ICONIC Board's ethical standards are grounded in five foundational principles drawn from bioethics and professional practice theory: client autonomy (the client's right to make informed choices), informed consent (practitioners must explain what they offer and its limitations), non-maleficence (do no harm), beneficence (act in the client's best interest), and professional integrity (honest and transparent conduct in all professional activities).
The ICONIC Board Ethics Committee — composed of senior practitioners, ethics scholars, and community advocates — reviews and updates the Ethics Code on a regular basis to reflect evolving research and community standards. All practitioners must agree to the full Ethics Code as part of their initial application, and they re-affirm this agreement at every renewal. The current Ethics Code is publicly available at iconicboard.health/standards.
Client welfare is the paramount obligation — every decision a practitioner makes must prioritize the physical and emotional wellbeing of the people they serve. Practitioners must maintain a clear and accurate understanding of their own scope of practice, and they must never represent their services as equivalent to or a substitute for medical, psychological, or psychiatric care.
Additional core obligations include: protecting client confidentiality and handling personal information with discretion; fully disclosing limitations in their training or experience when relevant; actively referring clients to licensed healthcare providers when symptoms or conditions appear to require medical evaluation; and avoiding dual relationships — personal, financial, or romantic — that compromise the practitioner's objectivity or the client's trust.
Professional integrity encompasses every dimension of how a practitioner presents themselves and their practice to the world. It includes honest and evidence-supported marketing, testimonials that do not overstate results, and clear communication about what an ICONIC Board credential does and does not represent. Practitioners may not claim to be "licensed" based on their ICONIC Board credential alone, and they may not imply guaranteed outcomes for any holistic health service.
Integrity also includes transparent fee structures disclosed before services begin, genuine respect for cultural and individual differences in health beliefs and practices, a commitment to ongoing learning that keeps skills and knowledge current, and appropriate documentation of client sessions to support continuity of care and protect both parties in any dispute.
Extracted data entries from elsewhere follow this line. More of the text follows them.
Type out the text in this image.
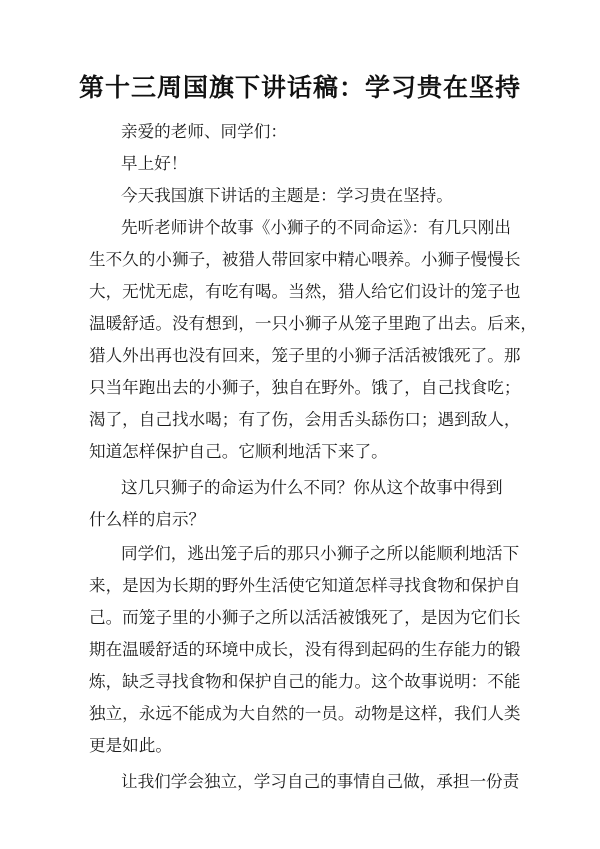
第十三周国旗下讲话稿：学习贵在坚持
亲爱的老师、同学们：
早上好！
今天我国旗下讲话的主题是：学习贵在坚持。
先听老师讲个故事《小狮子的不同命运》：有几只刚出
生不久的小狮子，被猎人带回家中精心喂养。小狮子慢慢长
大，无忧无虑，有吃有喝。当然，猎人给它们设计的笼子也
温暖舒适。没有想到，一只小狮子从笼子里跑了出去。后来，
猎人外出再也没有回来，笼子里的小狮子活活被饿死了。那
只当年跑出去的小狮子，独自在野外。饿了，自己找食吃；
渴了，自己找水喝；有了伤，会用舌头舔伤口；遇到敌人，
知道怎样保护自己。它顺利地活下来了。
这几只狮子的命运为什么不同？你从这个故事中得到
什么样的启示？
同学们，逃出笼子后的那只小狮子之所以能顺利地活下
来，是因为长期的野外生活使它知道怎样寻找食物和保护自
己。而笼子里的小狮子之所以活活被饿死了，是因为它们长
期在温暖舒适的环境中成长，没有得到起码的生存能力的锻
炼，缺乏寻找食物和保护自己的能力。这个故事说明：不能
独立，永远不能成为大自然的一员。动物是这样，我们人类
更是如此。
让我们学会独立，学习自己的事情自己做，承担一份责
Practitioners are expected to model the values they espouse in their professional lives both inside and outside of client-facing contexts.
Professional boundaries are a central ethical requirement. Practitioners must maintain clear, consistent boundaries with all current clients — which means refraining from romantic, sexual, or exploitative relationships with anyone they are actively serving. The power differential inherent in the practitioner-client relationship makes this a non-negotiable ethical line, not merely a preference.
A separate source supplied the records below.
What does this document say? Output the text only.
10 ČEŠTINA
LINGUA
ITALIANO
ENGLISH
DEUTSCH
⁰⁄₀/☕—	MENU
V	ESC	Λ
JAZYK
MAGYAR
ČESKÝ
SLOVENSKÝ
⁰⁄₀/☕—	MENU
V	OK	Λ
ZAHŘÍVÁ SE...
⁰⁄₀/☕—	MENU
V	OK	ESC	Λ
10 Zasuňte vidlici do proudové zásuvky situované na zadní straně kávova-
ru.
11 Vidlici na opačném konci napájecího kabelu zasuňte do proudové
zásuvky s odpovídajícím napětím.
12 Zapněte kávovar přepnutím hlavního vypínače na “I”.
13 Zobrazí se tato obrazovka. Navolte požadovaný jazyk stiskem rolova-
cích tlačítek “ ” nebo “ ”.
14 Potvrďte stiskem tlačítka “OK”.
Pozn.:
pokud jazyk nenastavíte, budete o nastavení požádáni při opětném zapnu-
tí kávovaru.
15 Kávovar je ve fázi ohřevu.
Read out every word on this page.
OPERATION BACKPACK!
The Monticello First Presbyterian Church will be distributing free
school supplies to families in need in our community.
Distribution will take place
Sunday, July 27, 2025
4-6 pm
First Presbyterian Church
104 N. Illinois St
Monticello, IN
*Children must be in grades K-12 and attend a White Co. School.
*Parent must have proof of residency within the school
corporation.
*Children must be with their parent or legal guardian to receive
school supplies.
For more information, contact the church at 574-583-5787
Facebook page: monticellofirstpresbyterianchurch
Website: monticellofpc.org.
For former clients, ICONIC Board Ethics Standards require a minimum two-year waiting period after the professional relationship has formally ended before any romantic involvement is considered, and only in jurisdictions where such relationships are not additionally prohibited by state law. Practitioners who encounter boundary pressures — whether initiated by themselves or by clients — are required to document the incident and seek supervision or peer consultation promptly. Failure to manage boundary situations appropriately is treated as an ethics violation subject to the full complaint process.
Ethics complaints are reviewed through a structured three-tier process. In Tier 1 (Informal Resolution), the Ethics Administrator attempts to mediate between the complainant and the practitioner, which resolves the majority of cases without a formal hearing. If informal resolution fails or the matter is too serious, it proceeds to Tier 2 (Formal Hearing) before a three-member Ethics Panel. Practitioners may present evidence and are permitted legal representation. Tier 3 is the Appeals Board for practitioners who wish to contest a Tier 2 decision.
Disciplinary outcomes are proportional to the severity of the violation and the practitioner's history. They range from a letter of education (for minor technical violations) through required supervision, formal probation, and temporary suspension, up to permanent revocation for the most serious or repeated violations. Suspensions and revocations become part of the practitioner's public record on the ICONIC Board directory. The full disciplinary process is described in detail in the Ethics and Standards section at iconicboard.health/standards.